Marriage: have your say
In March a consultation will be launched by the Government to redefine a word — marriage.
The point of the consultation is to find out how best to legislate for same-sex couples to marry. All Christians should be asking their MP by letter, email or in their advice surgery to take a step back and answer why it is necessary to redefine marriage.
I come to the debate more in sorrow than anger. I am sorry that the Government’s consultation in March on the subject will seek to change the shape of marriage and therefore its purpose. I am sorry that MPs may be distracted from significant social, economic and international issues which are clamouring for our attention. I am also sorry that reasoned debate may be drowned out by prejudice, hostility — and anger.

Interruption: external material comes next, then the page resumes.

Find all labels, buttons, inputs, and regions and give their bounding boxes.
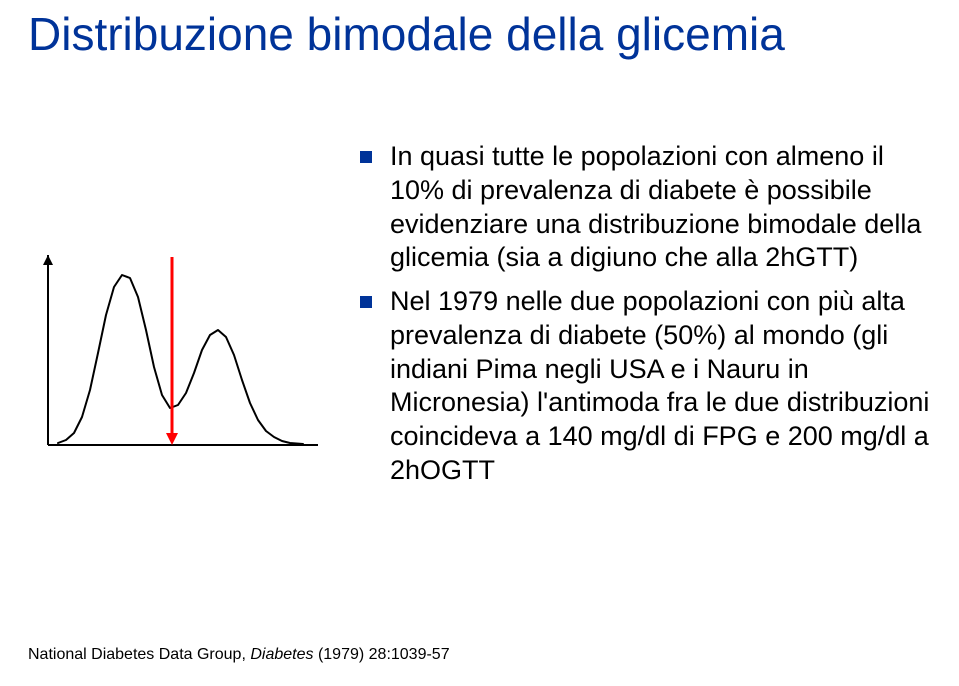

Certainly, if the last month is anything to go by, we are dealing with an issue not so much of equality but liberty. Since I publicly expressed in a national newspaper my support for the present legal definition of marriage, a barrage of hostile hate-filled tweets, emails and letters accusing me of bigotry and homophobia has made me appreciate the importance of the issue. It is important that all Christians who value God’s institution of marriage get involved in the forthcoming consultation. It is important that Christians show God’s character not only in affirming marriage but also in the manner of debate.
The real point
Let’s be clear what the debate is not about. It is not about homosexual rights which are now enshrined in the Civil Partnerships Act and effectively mirror marriage rights. MPs have little time for anyone who denounces homosexuality or rallies against the idea of civil partnerships. It also should not be about a division between so called ‘civil marriage’ and ‘religious marriage’. Marriage as defined by a union of a man and woman should not be a religious club activity confined to the protected privacy of a church ceremony. It is historically defined by the state and informed by an established church because this country recognises marriage as a public benefit for all society. It is not simply an issue of equal rights for couples who love one another. Finally, it is not about party politics — it is a deeper issue of conscience and if there is legislation there will be a ‘free vote’.
So what is the debate about? It is about affirming the value of the institution of marriage as a union of a man and a woman. Like any institution if you take away its structure — in this case a man and woman — you change and undermine it. I know of a number of loving and committed homosexual couples, but their relationship is different to marriage. Civil partnerships have provided equal rights but we should be careful about confusing a search for equality with uniformity.
The reality is that when the only requisite for sexual unions is commitment and fidelity rather than the merging of two sexual halves to become a complementary whole, the fundamental concept of marriage is changed. We need to challenge the assumption that love and commitment trumps all formal requirements for a sexual union. We need to point to men and women being designed to complement each other in a sexual bond which is evidenced by the inherent capacity to produce children. This inherent complementarity and commitment to the other also has value beyond children to the extended family and wider society.
When sexual unions are once and for all severed in society’s perception from a commitment to have and raise children, when society then rejects the established evidence that a mother and father are both needed for the optimal development of children, the public will cease to value marriage. Same-sex marriage will move society away from the idea of marriage as a God-created coupling of a man and women to a choice model where marriage is seen as human invention, free to be changed, redefined or even discarded. Imagine society granting marriage licences to any union that met the conditions of a committed friendship and ask how long marriage can survive as an institution.
Fears for the future
As a politician I have fairly broad shoulders when it comes to personal opposition, but I fear for the school teacher who has to apply a law which goes against her conscience when teaching about marriage, or the church group in a village hall wanting to do a marriage preparation course for heterosexual couples only. The debate is primarily about the redefinition of a word — marriage. It is also about freedom of expression. Let us Christians express ourselves with loving clarity. We can do no better than follow the example of Jesus who not only made clear the marriage standard of a man and woman being joined together, but also showed his selfless perfect love to his Bride, the Church.
David Burrowes is MP for Enfield Southgate and a member of Enfield Evangelical Free Church.